Beni culturali, Cnr: la perdita del patrimonio costa quasi un punto di Pil
In corso un convegno per presentare i dati del Sistema informativo territoriale del Cnr
Roma, 12 giugno 2012 - Dai due terzi alla quasi totalità dei giacimenti archeologici presenti sul territorio non sono censiti. E quelli compromessi da lavori agricoli, infrastrutture, scavi clandestini e fenomeni naturali sono migliaia. Lo dicono i dati del Sistema informativo territoriale del Cnr presentati oggi e domani in un convegno. "La perdita del patrimonio culturale ci costa circa un punto percentuale del Pil, calcolando il solo valore economico e non quello culturale, incalcolabile. Se adeguatamente conosciuto, conservato e tutelato, tale bene e' una fonte inesauribile di reddito", spiega Marcello Guaitoli, ricercatore dell'Istituto per i beni archeologici e monumentali del Cnr.
"I beni archeologici presenti sul nostro territorio mediamente sono conosciuti solo per il 10% - afferma Guaitoli - anche per questo molti di essi rischiano una sistematica distruzione a causa di lavori agricoli, di urbanizzazione, scavi clandestini e fenomeni naturali". I dati del Sistema informativo territoriale (Sit) raccolti attraverso le ricognizioni in sito condotte in Lazio e Puglia dal Cnr in sinergia con le università di Roma 'La Sapienza', Siena, Napoli e della Tuscia e con le strutture centrali e periferiche del ministero per i Beni e le attività culturali, sono al centro del convegno 'I beni che perdiamo' organizzato nell'aula convegni della sede centrale dell'Ente a Roma, oggi e domani dalle 9. Un confronto tra varie istituzioni sul rischio e sull'azione di salvaguardia di monumenti, centri storici, paesaggi e siti, anche alla luce degli ultimi eventi sismici.
Le ricchezze archeologiche non censite e rilevate con l'indagine scientifica condotta dal Sit nei territori di Lazio e Puglia vanno da un minimo del 67% (Taranto) a un massimo del 94% (Neviano in provincia di Lecce).

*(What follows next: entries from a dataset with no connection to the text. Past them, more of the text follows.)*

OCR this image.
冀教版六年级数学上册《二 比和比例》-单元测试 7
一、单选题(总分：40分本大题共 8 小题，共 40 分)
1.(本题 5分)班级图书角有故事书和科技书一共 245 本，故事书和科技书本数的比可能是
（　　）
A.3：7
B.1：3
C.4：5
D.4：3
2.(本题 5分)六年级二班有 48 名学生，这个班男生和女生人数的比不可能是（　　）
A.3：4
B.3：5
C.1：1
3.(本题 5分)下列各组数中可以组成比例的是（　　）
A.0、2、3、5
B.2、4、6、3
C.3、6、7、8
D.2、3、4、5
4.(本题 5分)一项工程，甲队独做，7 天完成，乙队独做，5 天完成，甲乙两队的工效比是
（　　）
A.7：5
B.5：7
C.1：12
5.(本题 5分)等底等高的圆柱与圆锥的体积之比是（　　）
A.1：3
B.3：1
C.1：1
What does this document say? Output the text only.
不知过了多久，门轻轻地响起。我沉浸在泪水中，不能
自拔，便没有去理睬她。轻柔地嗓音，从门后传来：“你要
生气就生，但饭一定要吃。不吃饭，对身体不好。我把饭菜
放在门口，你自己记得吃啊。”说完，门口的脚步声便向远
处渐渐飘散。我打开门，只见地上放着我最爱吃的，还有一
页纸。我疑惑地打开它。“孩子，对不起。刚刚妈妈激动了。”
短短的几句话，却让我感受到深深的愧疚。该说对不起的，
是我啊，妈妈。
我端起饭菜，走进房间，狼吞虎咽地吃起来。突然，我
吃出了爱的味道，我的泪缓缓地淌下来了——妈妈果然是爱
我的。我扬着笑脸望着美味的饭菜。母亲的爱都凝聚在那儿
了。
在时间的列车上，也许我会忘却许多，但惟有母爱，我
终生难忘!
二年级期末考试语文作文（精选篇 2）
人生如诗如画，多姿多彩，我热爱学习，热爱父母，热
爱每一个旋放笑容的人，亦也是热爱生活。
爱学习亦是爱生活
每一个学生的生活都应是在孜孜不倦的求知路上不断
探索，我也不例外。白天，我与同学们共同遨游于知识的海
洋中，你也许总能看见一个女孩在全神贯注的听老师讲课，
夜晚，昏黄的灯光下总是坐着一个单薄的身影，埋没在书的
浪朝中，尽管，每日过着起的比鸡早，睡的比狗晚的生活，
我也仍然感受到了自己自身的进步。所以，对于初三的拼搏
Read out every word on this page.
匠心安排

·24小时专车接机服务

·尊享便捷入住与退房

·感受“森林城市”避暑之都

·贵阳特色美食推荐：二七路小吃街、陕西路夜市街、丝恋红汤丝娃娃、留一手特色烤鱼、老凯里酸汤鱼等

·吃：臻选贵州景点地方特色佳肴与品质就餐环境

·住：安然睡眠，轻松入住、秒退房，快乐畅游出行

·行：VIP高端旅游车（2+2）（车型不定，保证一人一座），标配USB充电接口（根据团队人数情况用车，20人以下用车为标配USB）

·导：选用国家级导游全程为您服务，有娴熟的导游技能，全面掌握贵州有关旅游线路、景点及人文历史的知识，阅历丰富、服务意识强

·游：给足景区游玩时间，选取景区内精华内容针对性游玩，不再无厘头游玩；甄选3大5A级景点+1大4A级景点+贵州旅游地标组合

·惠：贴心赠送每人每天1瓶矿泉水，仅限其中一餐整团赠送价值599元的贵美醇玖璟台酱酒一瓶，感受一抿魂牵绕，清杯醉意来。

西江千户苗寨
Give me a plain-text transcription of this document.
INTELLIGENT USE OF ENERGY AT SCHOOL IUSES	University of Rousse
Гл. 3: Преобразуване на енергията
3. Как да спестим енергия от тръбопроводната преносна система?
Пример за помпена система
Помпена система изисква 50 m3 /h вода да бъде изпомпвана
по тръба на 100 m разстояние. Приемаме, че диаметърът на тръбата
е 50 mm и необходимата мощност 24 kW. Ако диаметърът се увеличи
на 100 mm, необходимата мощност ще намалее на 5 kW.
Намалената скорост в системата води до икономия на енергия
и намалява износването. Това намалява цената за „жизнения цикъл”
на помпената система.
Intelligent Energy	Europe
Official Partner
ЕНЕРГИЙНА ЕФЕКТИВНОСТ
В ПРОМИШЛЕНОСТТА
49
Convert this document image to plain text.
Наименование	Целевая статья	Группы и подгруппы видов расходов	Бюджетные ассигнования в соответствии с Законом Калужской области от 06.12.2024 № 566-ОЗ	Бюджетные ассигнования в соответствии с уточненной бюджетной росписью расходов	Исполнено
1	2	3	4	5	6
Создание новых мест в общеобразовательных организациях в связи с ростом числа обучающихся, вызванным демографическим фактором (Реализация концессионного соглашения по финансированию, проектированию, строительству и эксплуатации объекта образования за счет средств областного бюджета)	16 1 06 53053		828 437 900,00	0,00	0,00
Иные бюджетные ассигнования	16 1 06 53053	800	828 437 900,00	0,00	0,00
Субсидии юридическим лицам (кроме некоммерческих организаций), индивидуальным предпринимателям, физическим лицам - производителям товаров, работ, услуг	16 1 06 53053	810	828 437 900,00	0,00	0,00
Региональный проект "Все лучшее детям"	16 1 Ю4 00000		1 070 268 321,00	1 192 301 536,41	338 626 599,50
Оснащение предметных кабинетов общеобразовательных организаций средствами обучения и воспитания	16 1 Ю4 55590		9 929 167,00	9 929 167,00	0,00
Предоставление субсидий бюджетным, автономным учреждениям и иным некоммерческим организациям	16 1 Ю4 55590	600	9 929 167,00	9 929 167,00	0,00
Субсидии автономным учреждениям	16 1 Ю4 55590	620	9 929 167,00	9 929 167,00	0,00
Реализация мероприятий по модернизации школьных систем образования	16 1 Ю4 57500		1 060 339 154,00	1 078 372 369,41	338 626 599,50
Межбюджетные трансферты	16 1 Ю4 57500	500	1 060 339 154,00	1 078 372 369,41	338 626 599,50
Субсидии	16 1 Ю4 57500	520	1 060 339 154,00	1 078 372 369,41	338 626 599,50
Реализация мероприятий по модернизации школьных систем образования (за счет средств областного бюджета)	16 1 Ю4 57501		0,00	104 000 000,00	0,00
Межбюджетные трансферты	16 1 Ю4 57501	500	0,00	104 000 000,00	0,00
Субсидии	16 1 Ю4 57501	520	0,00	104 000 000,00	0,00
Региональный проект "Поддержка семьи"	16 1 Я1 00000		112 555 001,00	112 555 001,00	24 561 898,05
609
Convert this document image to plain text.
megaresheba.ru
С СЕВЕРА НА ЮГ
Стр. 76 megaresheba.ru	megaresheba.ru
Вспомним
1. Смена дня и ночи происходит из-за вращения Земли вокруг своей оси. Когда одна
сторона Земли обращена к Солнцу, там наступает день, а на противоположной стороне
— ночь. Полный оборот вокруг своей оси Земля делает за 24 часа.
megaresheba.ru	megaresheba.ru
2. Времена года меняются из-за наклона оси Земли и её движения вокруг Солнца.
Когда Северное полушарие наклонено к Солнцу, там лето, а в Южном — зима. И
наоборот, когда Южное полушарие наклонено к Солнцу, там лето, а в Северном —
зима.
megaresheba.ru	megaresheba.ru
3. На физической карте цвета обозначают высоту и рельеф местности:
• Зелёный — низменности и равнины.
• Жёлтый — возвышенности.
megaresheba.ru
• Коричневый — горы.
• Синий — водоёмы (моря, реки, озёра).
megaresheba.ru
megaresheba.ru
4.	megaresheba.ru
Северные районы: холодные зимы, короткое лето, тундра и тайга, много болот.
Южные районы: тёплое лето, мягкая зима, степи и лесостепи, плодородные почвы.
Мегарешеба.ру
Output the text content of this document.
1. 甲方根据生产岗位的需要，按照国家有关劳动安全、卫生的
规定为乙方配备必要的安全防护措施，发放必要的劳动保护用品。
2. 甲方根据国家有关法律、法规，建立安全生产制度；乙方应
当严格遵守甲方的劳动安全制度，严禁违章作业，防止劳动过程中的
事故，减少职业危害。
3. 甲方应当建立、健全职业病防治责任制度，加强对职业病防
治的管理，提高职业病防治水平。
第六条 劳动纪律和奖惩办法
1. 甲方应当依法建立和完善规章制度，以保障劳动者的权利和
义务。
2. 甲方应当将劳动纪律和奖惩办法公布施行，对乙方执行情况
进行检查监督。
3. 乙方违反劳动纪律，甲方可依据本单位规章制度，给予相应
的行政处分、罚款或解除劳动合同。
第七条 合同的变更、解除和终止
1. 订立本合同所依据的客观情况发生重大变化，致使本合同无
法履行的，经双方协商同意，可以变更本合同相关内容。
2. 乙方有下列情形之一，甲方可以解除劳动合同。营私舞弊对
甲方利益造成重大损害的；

Il Sit lancia un vero Sos: "Nel territorio di Taranto, su un totale di 1.190 siti, ben 859 sono noti grazie alla ricognizione a tappeto, mentre le aree sottoposte a vincolo sono appena 8, quelle archiviate della Soprintendenza 63 e 331 quelle note dalla bibliografia, 44 delle quali sono scomparse", prosegue Guaitoli. "Nulla in confronto a Ruvo, dove il 99% dei siti segnalati non esiste più. Nel Salento le evidenze scoperte grazie alla ricerca sono il 77%, pari a 3.166 sul totale delle 3.931 conosciute, a Capo Santa Maria di Leuca, 1.001 su 1.092. Il caso limite e' Neviano, dove solo il 6% delle aree archeologiche e' presente in bibliografia".
Altrettanto critica la situazione nel Lazio: "Nel territorio di Viterbo l'87% del conosciuto, 2.158 presenze, e' frutto della mappatura - spiega il ricercatore Ibam-Cnr - nell'area a nord-ovest di Roma sono stati rintracciati 3.183 siti, il 55% dei quali prima sconosciuti". E anche qui "emerge il dato sconfortante dei molti luoghi di interesse citati in fonti scritte oggi scomparsi: esemplare la via Prenestina, dove solo 245 su 856 presenze archeologiche rilevate nel 1970 sono scampate alle opere di urbanizzazione", ha aggiunto.
Per il Cnr la minaccia maggiore per il patrimonio culturale e' costituita dai lavori agricoli, che incide nei danni da un minimo del 40% (Neviano) fino all'87% di Commenda (Vt).
Infrastrutture industriali e urbane, scavi clandestini e fenomeni naturali le altre cause.